Family 411 - Avoiding dog injuries

Family 411 - Avoiding dog injuries

Dogs can be our closest companions, but sometimes, man's best friend will bite.

According to the Centers for Disease Control, there are more than four-million dog bites in the United States each year.

“Family 411” reporter Lu Ann Stoia shows us how to plan on not being a victim.

Scottie MacConachie is a canine trainer who not only knows how to teach dogs to do tricks, he also teaches humans the basics on how to stay safe with dogs.

“When I was little, I actually got bit by a dog,” said 11-year-old Audrey Stoneberg.

Stoneberg says people should be still when approached by an unfamiliar dog.

“Don't look them in the eye, they will be intimidated and want to pounce on you or bite you,” said Stoneberg.

Trainers say you should try to avoid leaning directly over the dog or getting right into a dog's face.

If you are giving the pooch a treat, you should watch your fingers.

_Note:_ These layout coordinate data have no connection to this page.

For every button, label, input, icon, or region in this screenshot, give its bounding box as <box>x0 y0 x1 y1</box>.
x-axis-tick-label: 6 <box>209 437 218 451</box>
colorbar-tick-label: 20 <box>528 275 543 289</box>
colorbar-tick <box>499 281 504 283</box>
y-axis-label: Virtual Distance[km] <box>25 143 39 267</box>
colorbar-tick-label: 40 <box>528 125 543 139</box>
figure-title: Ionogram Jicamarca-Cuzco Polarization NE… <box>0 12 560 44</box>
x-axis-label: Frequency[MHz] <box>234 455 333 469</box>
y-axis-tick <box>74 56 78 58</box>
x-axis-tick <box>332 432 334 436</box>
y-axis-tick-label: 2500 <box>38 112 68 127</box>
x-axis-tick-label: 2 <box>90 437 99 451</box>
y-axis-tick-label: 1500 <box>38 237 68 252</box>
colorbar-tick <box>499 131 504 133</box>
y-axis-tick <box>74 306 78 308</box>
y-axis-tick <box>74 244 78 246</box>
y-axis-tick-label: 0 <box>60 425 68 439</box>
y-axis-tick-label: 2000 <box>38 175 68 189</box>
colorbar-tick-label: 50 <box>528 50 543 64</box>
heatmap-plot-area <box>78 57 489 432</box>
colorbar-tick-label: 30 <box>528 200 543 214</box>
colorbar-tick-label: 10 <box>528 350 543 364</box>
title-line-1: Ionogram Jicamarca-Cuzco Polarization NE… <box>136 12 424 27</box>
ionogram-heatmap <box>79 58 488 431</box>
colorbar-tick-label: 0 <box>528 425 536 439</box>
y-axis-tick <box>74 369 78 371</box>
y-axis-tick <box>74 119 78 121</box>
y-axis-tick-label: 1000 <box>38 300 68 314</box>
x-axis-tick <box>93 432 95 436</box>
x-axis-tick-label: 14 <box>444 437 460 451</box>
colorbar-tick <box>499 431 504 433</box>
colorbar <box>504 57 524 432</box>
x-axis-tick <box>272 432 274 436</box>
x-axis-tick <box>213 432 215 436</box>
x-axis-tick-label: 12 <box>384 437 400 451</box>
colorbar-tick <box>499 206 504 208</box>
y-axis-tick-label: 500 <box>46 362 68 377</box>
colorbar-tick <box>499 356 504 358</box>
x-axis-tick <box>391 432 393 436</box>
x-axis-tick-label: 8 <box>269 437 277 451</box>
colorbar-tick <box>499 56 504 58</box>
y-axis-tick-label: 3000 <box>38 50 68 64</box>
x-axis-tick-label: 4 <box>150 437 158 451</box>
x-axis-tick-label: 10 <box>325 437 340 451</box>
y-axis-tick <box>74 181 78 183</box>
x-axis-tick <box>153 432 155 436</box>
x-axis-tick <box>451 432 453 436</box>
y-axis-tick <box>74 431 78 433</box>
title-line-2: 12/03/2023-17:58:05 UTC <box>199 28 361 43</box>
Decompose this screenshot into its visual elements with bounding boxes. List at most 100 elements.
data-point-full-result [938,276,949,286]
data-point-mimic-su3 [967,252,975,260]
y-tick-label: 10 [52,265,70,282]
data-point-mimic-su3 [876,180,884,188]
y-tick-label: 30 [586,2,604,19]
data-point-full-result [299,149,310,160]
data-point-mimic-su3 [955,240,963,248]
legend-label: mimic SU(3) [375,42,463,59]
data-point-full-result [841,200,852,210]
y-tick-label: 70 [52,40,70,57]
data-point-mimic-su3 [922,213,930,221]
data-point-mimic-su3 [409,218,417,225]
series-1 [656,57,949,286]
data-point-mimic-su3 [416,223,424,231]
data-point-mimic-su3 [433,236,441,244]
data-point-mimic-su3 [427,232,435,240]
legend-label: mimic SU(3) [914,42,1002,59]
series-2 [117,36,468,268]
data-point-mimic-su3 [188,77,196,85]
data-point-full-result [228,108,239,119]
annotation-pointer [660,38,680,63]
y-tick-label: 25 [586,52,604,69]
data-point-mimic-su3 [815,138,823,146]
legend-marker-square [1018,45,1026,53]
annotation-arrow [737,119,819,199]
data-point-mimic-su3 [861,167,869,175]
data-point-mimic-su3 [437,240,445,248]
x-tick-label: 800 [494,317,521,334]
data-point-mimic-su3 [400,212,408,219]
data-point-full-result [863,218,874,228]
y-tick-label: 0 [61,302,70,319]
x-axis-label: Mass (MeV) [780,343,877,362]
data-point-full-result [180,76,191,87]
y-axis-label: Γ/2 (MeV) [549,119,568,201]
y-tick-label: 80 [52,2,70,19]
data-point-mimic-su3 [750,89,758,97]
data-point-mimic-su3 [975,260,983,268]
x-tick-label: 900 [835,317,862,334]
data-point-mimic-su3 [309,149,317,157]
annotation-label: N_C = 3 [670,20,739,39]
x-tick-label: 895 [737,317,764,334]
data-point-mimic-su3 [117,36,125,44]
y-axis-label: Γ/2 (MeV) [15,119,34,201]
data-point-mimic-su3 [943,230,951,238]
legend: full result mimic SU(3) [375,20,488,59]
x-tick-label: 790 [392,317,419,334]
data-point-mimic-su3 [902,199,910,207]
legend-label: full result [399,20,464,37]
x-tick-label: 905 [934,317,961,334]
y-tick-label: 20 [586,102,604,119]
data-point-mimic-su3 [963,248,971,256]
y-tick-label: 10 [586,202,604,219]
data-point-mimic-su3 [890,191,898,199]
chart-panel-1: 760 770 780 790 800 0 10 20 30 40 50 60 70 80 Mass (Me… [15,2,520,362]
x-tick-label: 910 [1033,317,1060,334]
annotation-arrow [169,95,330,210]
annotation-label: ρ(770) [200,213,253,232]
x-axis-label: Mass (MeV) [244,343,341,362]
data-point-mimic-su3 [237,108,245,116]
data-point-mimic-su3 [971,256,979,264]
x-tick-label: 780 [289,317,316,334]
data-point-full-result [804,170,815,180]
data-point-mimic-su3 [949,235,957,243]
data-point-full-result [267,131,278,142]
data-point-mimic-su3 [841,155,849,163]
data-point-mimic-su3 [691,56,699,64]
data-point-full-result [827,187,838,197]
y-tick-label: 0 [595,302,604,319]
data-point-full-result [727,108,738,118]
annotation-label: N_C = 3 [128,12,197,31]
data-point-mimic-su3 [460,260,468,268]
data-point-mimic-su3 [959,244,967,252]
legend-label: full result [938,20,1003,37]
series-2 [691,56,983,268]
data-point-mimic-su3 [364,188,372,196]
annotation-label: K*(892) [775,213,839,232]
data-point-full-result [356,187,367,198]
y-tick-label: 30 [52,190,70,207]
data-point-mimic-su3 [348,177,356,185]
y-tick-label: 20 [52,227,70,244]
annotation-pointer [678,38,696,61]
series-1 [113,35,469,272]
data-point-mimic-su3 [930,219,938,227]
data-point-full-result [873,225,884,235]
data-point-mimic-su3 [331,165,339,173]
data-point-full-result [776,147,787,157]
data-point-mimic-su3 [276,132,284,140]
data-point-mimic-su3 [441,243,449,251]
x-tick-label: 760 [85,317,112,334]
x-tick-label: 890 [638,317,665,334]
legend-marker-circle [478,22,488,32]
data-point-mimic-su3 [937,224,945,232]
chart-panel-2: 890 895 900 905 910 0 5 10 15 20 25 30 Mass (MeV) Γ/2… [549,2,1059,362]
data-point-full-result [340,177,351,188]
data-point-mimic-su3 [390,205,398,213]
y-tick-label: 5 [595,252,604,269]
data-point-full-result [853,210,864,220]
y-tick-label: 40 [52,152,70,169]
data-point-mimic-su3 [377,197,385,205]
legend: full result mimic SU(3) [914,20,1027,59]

Students get the message - don't always be in a hurry to pet a dog.

“If a dog does bite you, you need to freeze,” said MacConachie, a trainer with K9 Ponderosa. “You want to be a dead animal at that point.”

Jaden Sullinger, 10, says you should never run from a dog you don't know, because they’re attracted to the movement.

“It would look at you as kind of a rabbit, because they are predators,” said Sullinger.

MacConachie says it's a good idea to scout any park and watch for signs of unfriendly dogs before you go.

Also, a wagging tail doesn’t always mean a dog is happy, either.

“If the dog is hard, staring from a long distance, tail up in the air standing tall, that is a dog I am probably going to avoid,” said MacConachie.

Students learn to use a backpack or other clothing to protect themselves and keep a dog from biting them.

“Why don't you take your hat off and go like this and block, there you go,” said Lily Kate Aulino, a 9-year-old.

According to the CDC, the rate of dog-bite related injuries is highest for kids ages five to nine.

More than half those injuries happen at home, with dogs that are familiar to us.

“It does bother me that so many children are getting attacked by dogs,” said MacConachie. “It is so unnecessary.”

Anyone bitten by a dog should seek medical attention if the wound becomes red, painful, warm or swollen.

You should also seek medical attention if it has been more than five years since your last tetanus shot and the bite is deep.